Napolitano freely admits her plan uses accounting tricks--such as delaying payments, raiding reserve funds and selling state assets--that are only appropriate in a crisis. She's buying time in the hope that the economy improves to help the state through the next bumpy year, but the long-term plan calls for an overhaul of the state tax code. While fighting this year's budget battle, she has created a committee to review the state's many exemptions and credits with an eye toward revamping the system next year.

But that plan can't succeed without a two-thirds supermajority from state lawmakers, which few Capitol veterans see as a likely possibility. That leaves Napolitano with the option of taking the question to voters.

Would voters approve that kind of complex overhaul? It depends on the package, but Merrill says it helps that Napolitano's approval rating is so high, since complex initiative proposals need popular pols to persuade voters who don't have time or inclination to study the plan in depth.

Two recent KAET polls tell somewhat different stories about what voters want. The first, surveying 454 registered voters between Jan. 23-26, asked what the state should do first to handle the budget crisis. Of the 85 percent of respondents who had an opinion, 38 percent said government should first cut back on spending and another 38 percent said the state should first sell or lease buildings to balance the budget. Only 24 percent said the state should first raise taxes.
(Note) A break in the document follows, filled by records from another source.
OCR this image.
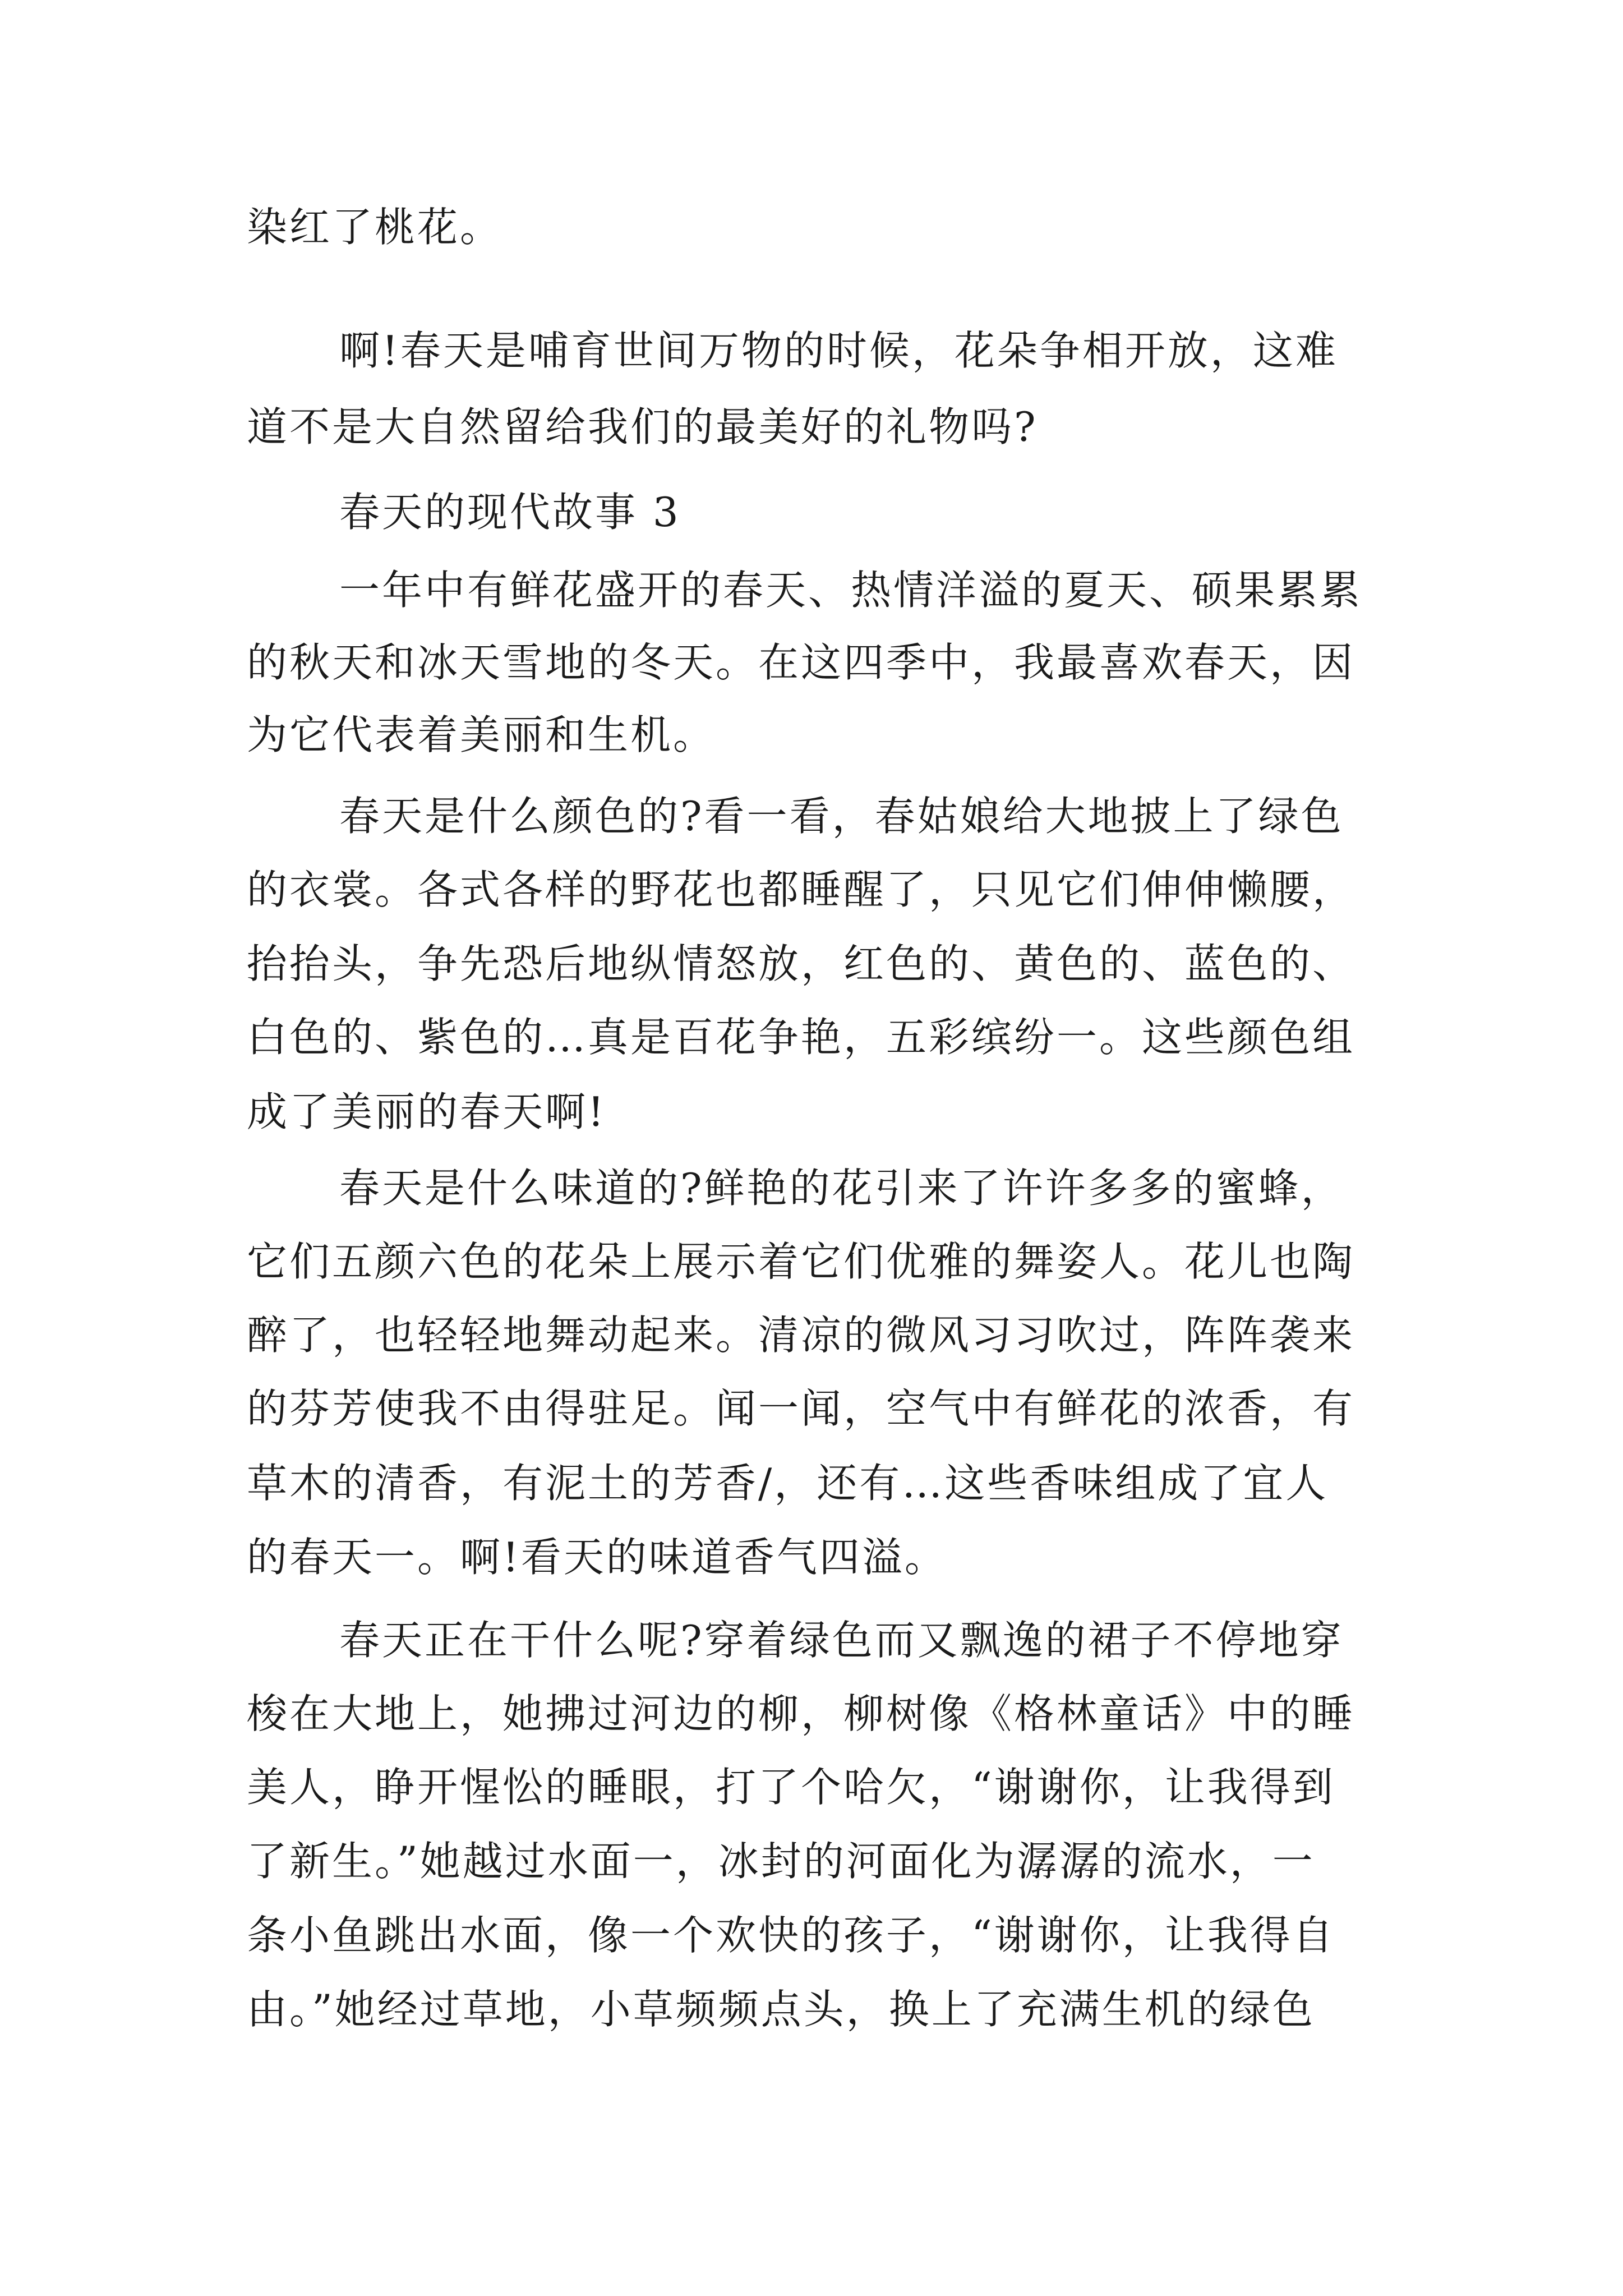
染红了桃花。
啊!春天是哺育世间万物的时候，花朵争相开放，这难
道不是大自然留给我们的最美好的礼物吗?
春天的现代故事 3
一年中有鲜花盛开的春天、热情洋溢的夏天、硕果累累
的秋天和冰天雪地的冬天。在这四季中，我最喜欢春天，因
为它代表着美丽和生机。
春天是什么颜色的?看一看，春姑娘给大地披上了绿色
的衣裳。各式各样的野花也都睡醒了，只见它们伸伸懒腰，
抬抬头，争先恐后地纵情怒放，红色的、黄色的、蓝色的、
白色的、紫色的…真是百花争艳，五彩缤纷一。这些颜色组
成了美丽的春天啊!
春天是什么味道的?鲜艳的花引来了许许多多的蜜蜂，
它们五颜六色的花朵上展示着它们优雅的舞姿人。花儿也陶
醉了，也轻轻地舞动起来。清凉的微风习习吹过，阵阵袭来
的芬芳使我不由得驻足。闻一闻，空气中有鲜花的浓香，有
草木的清香，有泥土的芳香/，还有…这些香味组成了宜人
的春天一。啊!看天的味道香气四溢。
春天正在干什么呢?穿着绿色而又飘逸的裙子不停地穿
梭在大地上，她拂过河边的柳，柳树像《格林童话》中的睡
美人，睁开惺忪的睡眼，打了个哈欠，“谢谢你，让我得到
了新生。”她越过水面一，冰封的河面化为潺潺的流水，一
条小鱼跳出水面，像一个欢快的孩子，“谢谢你，让我得自
由。”她经过草地，小草频频点头，换上了充满生机的绿色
But a survey of 559 voters taken a month later, between Feb. 20-23, showed that 72 percent of voters would support an initiative to increase taxes to make sure children in Arizona receive adequate food, medical care and education. Only 8 percent said they probably wouldn't support it.

Another 72 percent said they'd support an initiative to raise taxes to increase teacher salaries, while 11 percent said they'd probably oppose it. And 66 percent said they'd support an initiative to make sure low-income working families get needed medical care. Only 8 percent said they'd probably oppose it.

"I've been measuring public opinion on these things for more than 30 years and I've always found that, even when times are tough, if you can demonstrate a genuine need, people in Arizona tend to be very generous," says Merrill, who predicts a crowded ballot next year.

"You're going to see a lot of initiatives on the ballot because the Legislature isn't going to raise taxes," Merrill says. "Every special interest that needs money, the only alternative they have is to go to the public."

No wonder the Republican leadership is working so hard to resurrect that constitutional amendment forces ballot props that raise taxes to pass by a two-thirds margin.